With 436 votes for and only 2 against, the Chamber of Deputies finally approved, on Tuesday (9), the bill which classifies persistent debtors and establishes the Taxpayer Defense Code.
This is a significant, if overdue, step forward in the fight against systematic tax evasion, with positive impacts on the fight against organized crime and unfair competition – when businesses that ignore taxes are able to charge artificially low prices, stifling honest competitors and distorting markets.
The main part of the text, in progress since 2022, is the definition of objective criteria to characterize this type of debtor and more strictly sanction the use of this commercial strategy in order to obtain undue advantages over companies which respect or attempt to respect their obligations.
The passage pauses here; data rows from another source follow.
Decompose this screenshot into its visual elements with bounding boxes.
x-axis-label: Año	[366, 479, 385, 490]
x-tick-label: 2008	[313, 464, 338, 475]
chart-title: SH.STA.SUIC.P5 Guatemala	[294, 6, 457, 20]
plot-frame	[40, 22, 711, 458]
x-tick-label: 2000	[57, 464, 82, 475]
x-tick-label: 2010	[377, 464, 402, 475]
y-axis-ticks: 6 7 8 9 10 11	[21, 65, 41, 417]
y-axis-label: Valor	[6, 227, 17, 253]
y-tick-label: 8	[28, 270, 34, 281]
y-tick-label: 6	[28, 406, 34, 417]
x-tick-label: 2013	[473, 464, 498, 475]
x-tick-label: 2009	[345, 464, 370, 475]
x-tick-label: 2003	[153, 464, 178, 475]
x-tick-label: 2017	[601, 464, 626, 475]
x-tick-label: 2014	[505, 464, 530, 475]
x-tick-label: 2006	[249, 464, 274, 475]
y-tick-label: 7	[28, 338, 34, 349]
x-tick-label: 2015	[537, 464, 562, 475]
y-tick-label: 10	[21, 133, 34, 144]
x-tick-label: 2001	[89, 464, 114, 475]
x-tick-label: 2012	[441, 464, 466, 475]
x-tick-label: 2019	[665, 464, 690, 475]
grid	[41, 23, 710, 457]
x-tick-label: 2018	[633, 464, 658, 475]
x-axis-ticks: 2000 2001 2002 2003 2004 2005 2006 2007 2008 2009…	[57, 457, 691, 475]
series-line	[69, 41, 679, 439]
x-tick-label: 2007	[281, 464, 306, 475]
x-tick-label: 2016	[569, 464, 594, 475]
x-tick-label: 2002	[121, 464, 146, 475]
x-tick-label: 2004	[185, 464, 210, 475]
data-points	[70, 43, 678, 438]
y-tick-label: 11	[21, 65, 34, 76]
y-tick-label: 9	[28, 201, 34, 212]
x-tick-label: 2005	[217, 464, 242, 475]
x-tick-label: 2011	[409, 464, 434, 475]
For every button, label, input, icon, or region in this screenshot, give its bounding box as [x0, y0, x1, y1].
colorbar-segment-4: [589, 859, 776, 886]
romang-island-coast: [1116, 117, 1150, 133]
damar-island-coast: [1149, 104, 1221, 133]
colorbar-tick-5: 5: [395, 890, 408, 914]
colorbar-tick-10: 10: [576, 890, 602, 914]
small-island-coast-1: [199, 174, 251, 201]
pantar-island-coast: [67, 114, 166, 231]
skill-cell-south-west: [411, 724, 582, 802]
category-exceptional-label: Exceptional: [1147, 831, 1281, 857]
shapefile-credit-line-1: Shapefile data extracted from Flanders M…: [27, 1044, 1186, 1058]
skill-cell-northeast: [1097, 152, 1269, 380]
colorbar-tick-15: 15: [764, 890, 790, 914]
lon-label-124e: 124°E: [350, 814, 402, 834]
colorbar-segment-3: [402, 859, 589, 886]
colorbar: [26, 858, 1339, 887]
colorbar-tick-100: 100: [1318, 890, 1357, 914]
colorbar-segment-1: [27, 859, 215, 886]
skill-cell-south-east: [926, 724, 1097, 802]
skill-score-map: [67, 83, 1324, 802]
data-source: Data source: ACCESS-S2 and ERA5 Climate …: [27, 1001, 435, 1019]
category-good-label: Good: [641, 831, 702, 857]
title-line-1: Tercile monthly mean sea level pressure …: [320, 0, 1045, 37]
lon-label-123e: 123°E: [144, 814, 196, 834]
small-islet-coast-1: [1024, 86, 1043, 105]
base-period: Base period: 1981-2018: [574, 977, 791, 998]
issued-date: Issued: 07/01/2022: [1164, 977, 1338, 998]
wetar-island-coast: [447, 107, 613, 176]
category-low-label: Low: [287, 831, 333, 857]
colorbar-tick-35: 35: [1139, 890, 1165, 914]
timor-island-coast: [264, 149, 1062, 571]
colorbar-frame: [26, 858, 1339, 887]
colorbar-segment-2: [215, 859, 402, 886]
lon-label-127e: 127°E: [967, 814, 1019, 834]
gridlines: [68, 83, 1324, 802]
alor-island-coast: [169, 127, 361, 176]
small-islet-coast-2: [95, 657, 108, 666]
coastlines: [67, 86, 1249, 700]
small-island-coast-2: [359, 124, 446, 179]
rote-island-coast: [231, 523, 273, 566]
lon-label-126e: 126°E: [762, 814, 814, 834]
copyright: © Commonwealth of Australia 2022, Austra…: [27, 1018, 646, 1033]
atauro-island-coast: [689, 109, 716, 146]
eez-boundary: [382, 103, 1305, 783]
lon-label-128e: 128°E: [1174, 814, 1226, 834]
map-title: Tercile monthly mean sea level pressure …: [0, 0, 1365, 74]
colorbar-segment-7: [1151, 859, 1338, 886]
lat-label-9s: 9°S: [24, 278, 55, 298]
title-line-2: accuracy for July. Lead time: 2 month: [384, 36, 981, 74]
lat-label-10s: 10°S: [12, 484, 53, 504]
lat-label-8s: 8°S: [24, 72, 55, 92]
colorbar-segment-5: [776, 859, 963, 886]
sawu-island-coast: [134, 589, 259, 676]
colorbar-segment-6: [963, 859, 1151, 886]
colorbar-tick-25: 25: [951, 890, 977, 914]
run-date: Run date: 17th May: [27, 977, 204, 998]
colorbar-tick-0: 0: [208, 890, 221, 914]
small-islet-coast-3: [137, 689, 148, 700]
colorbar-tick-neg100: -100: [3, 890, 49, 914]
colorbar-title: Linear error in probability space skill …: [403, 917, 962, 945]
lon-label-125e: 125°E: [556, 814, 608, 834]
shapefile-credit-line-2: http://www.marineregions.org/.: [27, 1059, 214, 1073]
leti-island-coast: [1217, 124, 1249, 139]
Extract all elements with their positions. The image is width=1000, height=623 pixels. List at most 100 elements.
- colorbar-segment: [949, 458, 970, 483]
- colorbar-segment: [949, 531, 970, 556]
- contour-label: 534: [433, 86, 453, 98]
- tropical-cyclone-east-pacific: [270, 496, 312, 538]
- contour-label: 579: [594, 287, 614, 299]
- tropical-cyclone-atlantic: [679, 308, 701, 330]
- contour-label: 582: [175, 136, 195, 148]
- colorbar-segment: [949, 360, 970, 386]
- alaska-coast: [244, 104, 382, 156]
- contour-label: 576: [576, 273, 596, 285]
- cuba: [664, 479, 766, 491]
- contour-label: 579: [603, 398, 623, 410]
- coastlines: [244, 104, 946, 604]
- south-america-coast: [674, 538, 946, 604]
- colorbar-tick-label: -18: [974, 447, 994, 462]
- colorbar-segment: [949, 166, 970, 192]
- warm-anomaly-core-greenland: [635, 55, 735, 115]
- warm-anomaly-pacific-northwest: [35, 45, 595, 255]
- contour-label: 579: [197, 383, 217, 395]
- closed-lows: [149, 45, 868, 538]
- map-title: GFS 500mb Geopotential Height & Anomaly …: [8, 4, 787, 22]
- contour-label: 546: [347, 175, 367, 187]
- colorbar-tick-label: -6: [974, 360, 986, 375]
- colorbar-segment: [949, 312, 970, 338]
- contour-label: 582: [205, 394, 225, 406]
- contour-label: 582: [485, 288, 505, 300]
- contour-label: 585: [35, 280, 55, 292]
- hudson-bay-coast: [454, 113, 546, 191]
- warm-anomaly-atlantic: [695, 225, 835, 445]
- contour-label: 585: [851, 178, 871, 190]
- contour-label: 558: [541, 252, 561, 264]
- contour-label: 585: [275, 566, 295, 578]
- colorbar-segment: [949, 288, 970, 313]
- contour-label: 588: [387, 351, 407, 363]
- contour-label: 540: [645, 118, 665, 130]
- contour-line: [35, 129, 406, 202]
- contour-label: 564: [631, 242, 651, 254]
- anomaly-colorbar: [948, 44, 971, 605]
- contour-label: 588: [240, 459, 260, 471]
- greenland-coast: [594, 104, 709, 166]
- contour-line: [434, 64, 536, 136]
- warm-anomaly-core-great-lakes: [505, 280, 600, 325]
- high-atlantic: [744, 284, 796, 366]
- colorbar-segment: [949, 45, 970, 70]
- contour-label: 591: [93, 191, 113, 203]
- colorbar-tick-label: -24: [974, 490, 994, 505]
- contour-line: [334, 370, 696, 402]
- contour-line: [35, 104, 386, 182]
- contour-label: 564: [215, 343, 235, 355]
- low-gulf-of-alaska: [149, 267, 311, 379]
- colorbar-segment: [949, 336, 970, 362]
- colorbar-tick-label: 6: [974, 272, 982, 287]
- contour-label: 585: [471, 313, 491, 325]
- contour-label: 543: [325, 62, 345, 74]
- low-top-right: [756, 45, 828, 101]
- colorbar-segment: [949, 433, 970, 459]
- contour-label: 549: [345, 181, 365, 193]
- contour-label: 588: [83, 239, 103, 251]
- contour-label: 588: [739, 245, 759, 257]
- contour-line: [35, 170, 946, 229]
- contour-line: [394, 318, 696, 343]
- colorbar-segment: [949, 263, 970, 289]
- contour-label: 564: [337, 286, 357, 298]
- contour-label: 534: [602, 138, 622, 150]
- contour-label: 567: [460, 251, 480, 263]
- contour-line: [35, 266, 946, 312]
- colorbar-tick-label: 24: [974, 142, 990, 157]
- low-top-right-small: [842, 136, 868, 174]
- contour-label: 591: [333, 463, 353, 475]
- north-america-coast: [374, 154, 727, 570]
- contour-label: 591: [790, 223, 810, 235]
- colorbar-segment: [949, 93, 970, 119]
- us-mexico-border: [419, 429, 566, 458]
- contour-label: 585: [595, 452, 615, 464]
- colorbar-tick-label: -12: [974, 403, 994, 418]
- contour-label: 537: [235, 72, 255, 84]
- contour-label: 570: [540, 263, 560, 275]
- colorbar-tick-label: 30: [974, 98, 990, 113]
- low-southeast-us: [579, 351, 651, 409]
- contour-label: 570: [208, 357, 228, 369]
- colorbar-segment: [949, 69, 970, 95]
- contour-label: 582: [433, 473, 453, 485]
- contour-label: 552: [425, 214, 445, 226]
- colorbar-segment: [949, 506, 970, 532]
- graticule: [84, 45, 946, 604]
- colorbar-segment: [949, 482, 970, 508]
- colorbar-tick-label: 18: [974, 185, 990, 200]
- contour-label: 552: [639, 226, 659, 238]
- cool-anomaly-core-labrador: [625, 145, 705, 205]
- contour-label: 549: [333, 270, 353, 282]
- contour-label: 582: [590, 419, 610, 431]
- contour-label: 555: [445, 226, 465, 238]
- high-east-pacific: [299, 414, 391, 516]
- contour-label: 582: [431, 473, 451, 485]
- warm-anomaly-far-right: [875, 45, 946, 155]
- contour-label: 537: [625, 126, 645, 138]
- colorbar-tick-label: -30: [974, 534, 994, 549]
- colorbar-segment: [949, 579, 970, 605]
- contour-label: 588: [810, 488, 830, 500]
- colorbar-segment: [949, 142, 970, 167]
Anyone who experiences a significant, repeated and unjustified default on payment falls into this category. At the federal level, debt is considered substantial if it exceeds BRL 15 million and represents more than 100% of the company’s known assets, over at least four consecutive calculation periods or six alternating calculation periods within a 12-month period.
For the state and municipal levels, the values will be defined by local legislation within a year, ensuring adaptation.
There are safeguards in the event of a public calamity, and a company considered a continuing debtor will have a period of time to demonstrate that it had a recent negative result and did not seek to hide assets.
According to estimates, 1,200 CNPJs would be reached, with a potential revenue exceeding 30 billion reais per year – a significant amount, especially in the current context of fragility of the public budget.
It doesn’t take much imagination to suspect that such practices are also linked to organized crime. An example was given by Operation Hidden Carbon, launched in August, which revealed a system of money laundering and tax evasion in the fuel sector, involving fintechs linked to criminal factions and movements of 70 billion reais in one year.
To make it difficult to use the financial system for hidden purposes, the text approved by the House requires greater control and transparency in fintechs and investment funds.
Fortunately, the fear that greater harshness towards persistent debtors would open the way to a hunt for honest taxpayers facing occasional difficulties has been overcome. On the contrary, the project strengthens legal certainty, with incentives and mechanisms for voluntary compliance, such as extended payment deadlines and reductions in interest and fines.
By isolating chronic tax evaders, the project advances the fight against tax evasion and the mechanisms that fuel crime and undermine free competition. This deserves presidential sanction.